Clear Sky Science · fr

Étude comparative de la transformée en ondelettes et du filtrage dans le domaine de Fourier pour la débruitage d'images médicales

· Retour à l’index

Pourquoi des examens plus propres comptent

Les examens médicaux modernes tels que les scanners CT et l'IRM regorgent de détails vitaux : petites lésions, textures discrètes et limites tissulaires subtiles. Malheureusement, chaque examen est également perturbé par un « floconnement » aléatoire et des taches — du bruit qui peut masquer des indices importants et contraindre les médecins à augmenter la dose de radiation ou la durée des acquisitions. Cet article pose une question apparemment simple aux grandes conséquences cliniques : parmi deux outils mathématiques populaires de nettoyage, lequel produit réellement des images plus nettes et plus fiables lorsque le bruit se manifeste de façons différentes ?

Figure 1
Figure 1.

Deux façons d’examiner une image

Les auteurs se concentrent sur deux stratégies classiques qui réexpriment une image avant de la nettoyer. La première utilise les ondelettes, qui décomposent l’image en une structure de fond grossière et en niveaux successifs de détails de plus en plus fins. Dans cette représentation, la plupart du bruit aléatoire se traduit par de nombreux petits coefficients, tandis que les véritables arêtes et textures apparaissent sous la forme d’un plus petit nombre de coefficients plus grands. Le débruitage consiste alors à réduire ou à supprimer les petits coefficients selon diverses règles de seuillage, puis à reconstruire l’image. La seconde stratégie utilise une cousine de la transformée de Fourier, la transformée en cosinus discrète, appliquée non pas à l’ensemble de l’image à la fois mais à de nombreux petits blocs carrés chevauchants. Dans chaque bloc, la transformée sépare la structure lisse (bassesses fréquences) des variations fines (hautes fréquences), ce qui permet à l’algorithme de supprimer les composantes haute fréquence qui véhiculent principalement le bruit.

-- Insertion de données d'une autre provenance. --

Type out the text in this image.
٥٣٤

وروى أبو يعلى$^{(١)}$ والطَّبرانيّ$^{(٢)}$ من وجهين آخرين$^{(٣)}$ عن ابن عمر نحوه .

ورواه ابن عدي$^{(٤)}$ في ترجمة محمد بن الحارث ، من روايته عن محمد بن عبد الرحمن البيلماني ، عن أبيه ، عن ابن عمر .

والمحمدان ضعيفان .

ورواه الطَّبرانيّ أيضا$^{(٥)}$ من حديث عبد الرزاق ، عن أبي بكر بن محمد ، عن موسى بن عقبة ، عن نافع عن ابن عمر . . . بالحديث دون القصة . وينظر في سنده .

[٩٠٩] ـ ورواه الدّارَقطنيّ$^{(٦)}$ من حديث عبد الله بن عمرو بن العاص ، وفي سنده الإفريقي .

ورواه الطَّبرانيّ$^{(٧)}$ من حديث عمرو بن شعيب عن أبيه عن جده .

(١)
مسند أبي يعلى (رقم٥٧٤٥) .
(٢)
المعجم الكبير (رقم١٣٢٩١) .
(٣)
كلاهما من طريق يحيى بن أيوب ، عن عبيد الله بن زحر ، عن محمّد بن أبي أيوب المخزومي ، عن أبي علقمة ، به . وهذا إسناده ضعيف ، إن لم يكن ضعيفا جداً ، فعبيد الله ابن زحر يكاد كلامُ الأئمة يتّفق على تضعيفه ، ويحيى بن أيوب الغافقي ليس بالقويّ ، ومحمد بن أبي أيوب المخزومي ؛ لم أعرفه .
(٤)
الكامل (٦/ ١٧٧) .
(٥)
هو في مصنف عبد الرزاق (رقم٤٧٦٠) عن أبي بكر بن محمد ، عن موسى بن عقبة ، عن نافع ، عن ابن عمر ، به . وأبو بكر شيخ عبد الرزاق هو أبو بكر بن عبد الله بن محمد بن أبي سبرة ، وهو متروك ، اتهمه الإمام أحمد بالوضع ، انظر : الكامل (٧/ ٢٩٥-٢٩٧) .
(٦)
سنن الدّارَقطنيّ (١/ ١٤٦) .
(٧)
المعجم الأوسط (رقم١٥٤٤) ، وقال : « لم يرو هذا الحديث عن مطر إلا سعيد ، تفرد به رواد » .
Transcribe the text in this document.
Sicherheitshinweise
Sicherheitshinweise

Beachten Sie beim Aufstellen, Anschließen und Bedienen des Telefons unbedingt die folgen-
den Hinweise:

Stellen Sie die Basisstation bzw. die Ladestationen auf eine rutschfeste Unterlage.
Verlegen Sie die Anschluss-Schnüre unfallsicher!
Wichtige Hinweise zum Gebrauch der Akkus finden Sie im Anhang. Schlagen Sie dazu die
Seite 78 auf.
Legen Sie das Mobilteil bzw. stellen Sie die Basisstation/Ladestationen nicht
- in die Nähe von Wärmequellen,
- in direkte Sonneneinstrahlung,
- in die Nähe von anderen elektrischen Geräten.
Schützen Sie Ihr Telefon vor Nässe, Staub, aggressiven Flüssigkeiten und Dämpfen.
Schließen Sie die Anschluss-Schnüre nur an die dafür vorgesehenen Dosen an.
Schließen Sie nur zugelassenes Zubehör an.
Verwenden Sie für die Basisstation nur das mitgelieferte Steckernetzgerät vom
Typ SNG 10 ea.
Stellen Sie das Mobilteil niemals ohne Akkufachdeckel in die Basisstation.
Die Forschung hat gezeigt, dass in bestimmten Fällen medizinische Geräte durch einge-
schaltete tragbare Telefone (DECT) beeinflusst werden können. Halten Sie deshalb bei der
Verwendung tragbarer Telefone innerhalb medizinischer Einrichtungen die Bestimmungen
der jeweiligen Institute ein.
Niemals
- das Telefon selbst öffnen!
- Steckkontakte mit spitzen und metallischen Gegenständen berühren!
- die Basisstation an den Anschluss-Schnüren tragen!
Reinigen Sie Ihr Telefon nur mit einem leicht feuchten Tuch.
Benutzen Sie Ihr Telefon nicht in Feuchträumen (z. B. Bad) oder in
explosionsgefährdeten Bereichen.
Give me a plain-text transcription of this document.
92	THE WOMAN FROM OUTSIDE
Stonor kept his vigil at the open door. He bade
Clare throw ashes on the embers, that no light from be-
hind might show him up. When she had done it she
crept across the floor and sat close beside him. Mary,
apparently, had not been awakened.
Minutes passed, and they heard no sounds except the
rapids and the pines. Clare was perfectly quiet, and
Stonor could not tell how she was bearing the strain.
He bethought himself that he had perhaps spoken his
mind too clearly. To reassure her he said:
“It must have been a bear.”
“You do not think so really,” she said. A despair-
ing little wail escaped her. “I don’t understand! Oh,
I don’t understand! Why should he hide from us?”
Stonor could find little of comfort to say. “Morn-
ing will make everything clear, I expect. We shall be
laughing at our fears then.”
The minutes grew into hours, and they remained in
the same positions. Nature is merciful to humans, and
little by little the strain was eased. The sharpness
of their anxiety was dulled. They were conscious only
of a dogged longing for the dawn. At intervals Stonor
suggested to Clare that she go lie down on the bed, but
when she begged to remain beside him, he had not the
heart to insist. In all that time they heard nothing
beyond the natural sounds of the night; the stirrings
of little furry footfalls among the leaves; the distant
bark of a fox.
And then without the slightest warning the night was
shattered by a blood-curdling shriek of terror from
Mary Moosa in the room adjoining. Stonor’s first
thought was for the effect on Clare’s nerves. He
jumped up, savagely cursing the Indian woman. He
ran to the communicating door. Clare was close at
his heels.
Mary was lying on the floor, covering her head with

Mettre des méthodes populaires à l’épreuve de façon équitable

Pour comparer ces approches de manière équitable, les chercheurs ont construit une large plate‑forme de test autour d’une image CT de 512 × 512. Ils ont ajouté quatre types de bruit synthétique qui imitent des problèmes médicaux réels : bruit gaussien et uniforme (fluctuations granuleuses), bruit de Poisson (typique des radiographies à faible dose où peu de photons sont collectés), et bruit « sel et poivre » (taches claires et sombres simulant des erreurs d’impulsion). Pour les ondelettes, ils ont essayé huit familles différentes — allant de la plus simple, Haar, à des splines biorthogonales plus sophistiquées — combinées avec douze façons de réduire les coefficients et quatre façons de choisir l’intensité du seuillage. Pour la méthode basée sur le cosinus, ils ont traité des blocs chevauchants de 16 × 16, transformé chaque bloc, mis à zéro les petites composantes haute fréquence, puis moyenné les blocs chevauchants pour reconstituer l’image complète.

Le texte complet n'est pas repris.